Yesterday Graham and I decided to play hookie and what better thing to do on a weekday on a beautiful fall day, but escape to Coney Island, like a couple of runaways? Niether of us had been there and I secretly have had a total fantasy of going out there o a day like this, when the crowds are gone, and the place is empty, and closed down. It is RARE when an idea of something lives up ALMOST EXACTLY to what you imagined it. We got off the near empty subway, only to be greeted by signs for Mermaid Avenue, where the late great folk hero, Woody Guthrie lived. I suddenly got REALLY EXCITED. We walked out and the streets were sunny and cold and empty. Not a sight you see often in the New York City proper. We crossed over to Nathan's hotdogs and ate ourselves sick on chilidogs. Note to anyone who dares do this: SKIP THE CHEESE. I don't know why I imagined a lovely pile of shredded cheddar, but the shock and DISMAY of seeing the heaping SPOUT BORNE "cheese" sent me AGAST. I know what you're thinking: You ordered CHILIDOGS and the FAKE CHEESE SCARED YOU? Yep, it did. It also proved inedible. I had to scrape it off. It was ike eating Graham's socks, after a day of strenuous hiking.

Then we set out for the Boardwalk. I've never been so happy to see a bunch of seagulls in my life. It meant we were near an ocean, and as we made the trek and spotted the steel blue horizon, I felt a rush of RELIEF come over me. The OCEAN! Thank GOD FOR OCEANS. I hadn't realized how much I missed knowing I was on a coast of some kind.

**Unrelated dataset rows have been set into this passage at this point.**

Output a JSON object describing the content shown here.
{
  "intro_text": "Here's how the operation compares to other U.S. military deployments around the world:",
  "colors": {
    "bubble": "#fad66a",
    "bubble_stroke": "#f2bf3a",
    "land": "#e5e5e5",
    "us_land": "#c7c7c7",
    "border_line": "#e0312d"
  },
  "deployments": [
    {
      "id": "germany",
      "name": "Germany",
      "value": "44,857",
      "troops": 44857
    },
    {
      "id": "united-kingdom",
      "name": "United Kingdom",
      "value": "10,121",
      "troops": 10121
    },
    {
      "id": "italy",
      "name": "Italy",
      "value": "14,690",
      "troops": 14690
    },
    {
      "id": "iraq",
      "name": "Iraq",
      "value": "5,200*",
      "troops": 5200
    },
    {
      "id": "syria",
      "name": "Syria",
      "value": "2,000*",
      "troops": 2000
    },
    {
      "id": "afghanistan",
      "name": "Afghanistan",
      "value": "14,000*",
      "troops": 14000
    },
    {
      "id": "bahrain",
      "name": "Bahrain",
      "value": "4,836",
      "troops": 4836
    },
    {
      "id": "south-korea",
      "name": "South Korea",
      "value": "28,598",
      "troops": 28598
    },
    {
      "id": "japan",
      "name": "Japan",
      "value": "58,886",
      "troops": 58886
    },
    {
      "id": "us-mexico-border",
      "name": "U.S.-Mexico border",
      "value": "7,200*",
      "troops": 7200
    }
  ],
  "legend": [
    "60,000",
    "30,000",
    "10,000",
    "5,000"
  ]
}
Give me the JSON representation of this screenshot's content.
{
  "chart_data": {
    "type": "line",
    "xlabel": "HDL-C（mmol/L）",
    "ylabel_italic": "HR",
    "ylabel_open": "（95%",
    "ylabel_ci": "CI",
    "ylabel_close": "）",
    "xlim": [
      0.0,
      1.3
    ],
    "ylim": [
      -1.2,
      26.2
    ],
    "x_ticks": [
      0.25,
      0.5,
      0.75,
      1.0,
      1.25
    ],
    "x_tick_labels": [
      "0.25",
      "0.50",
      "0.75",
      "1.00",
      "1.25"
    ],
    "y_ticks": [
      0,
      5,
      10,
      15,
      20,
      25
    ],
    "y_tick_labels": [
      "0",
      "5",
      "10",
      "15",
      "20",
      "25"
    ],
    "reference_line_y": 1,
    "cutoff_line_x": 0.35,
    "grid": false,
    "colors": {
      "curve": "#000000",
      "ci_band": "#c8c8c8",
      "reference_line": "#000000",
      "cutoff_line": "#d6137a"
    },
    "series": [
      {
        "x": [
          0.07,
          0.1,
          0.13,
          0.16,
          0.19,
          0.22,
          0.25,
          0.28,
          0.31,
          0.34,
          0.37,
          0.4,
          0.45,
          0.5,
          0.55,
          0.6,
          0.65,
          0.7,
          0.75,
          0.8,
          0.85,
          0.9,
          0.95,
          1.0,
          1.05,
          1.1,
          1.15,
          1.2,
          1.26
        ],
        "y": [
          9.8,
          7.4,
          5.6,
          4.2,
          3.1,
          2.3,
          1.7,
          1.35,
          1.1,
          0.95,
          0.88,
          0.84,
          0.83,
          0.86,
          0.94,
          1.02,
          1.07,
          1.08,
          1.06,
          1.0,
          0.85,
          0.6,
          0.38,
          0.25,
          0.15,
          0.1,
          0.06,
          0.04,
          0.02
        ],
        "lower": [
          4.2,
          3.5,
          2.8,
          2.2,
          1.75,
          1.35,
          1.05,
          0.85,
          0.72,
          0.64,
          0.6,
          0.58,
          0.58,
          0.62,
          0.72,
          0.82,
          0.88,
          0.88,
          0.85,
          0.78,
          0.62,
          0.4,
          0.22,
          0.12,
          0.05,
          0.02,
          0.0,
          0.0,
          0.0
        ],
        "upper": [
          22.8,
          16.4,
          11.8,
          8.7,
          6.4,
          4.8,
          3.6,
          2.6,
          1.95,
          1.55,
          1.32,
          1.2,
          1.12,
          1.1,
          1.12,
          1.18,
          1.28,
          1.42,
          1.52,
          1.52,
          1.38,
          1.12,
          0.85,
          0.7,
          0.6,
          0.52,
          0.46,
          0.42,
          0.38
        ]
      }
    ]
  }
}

What's more, the beach was smooth and quiet and DESERTED. SPACE. Actual, room to BREATHE and hear LITTLE TO NOTHING. PHEW!

It was so fun and relaxing. It also stirred my sense of adventure and imagination. Something I've been needing to feed lately. It was invigorating. I've had a secret fever for Coney Island, ever since I saw a PBS documentary on it. As we strolled along the desolate, sunny boardwalk, looking at what seemed like the DREGS of carnival structures, and deserted lots, you's never imagine the GRANDEUR that took place there at one time, the science displays, the animals, the "cultural" exhibits.

Walking along the seaside, and staring into an American landscape, filled with mystery and gaudy structures was exactly what I needed to appreciate once more where I am. It turns out, I don't need to travel very far to find the mystery I've been looking for. All I had to do was say yes to cheese at a seaside hotdog place to find the most MYSTERY I've found in a long long time.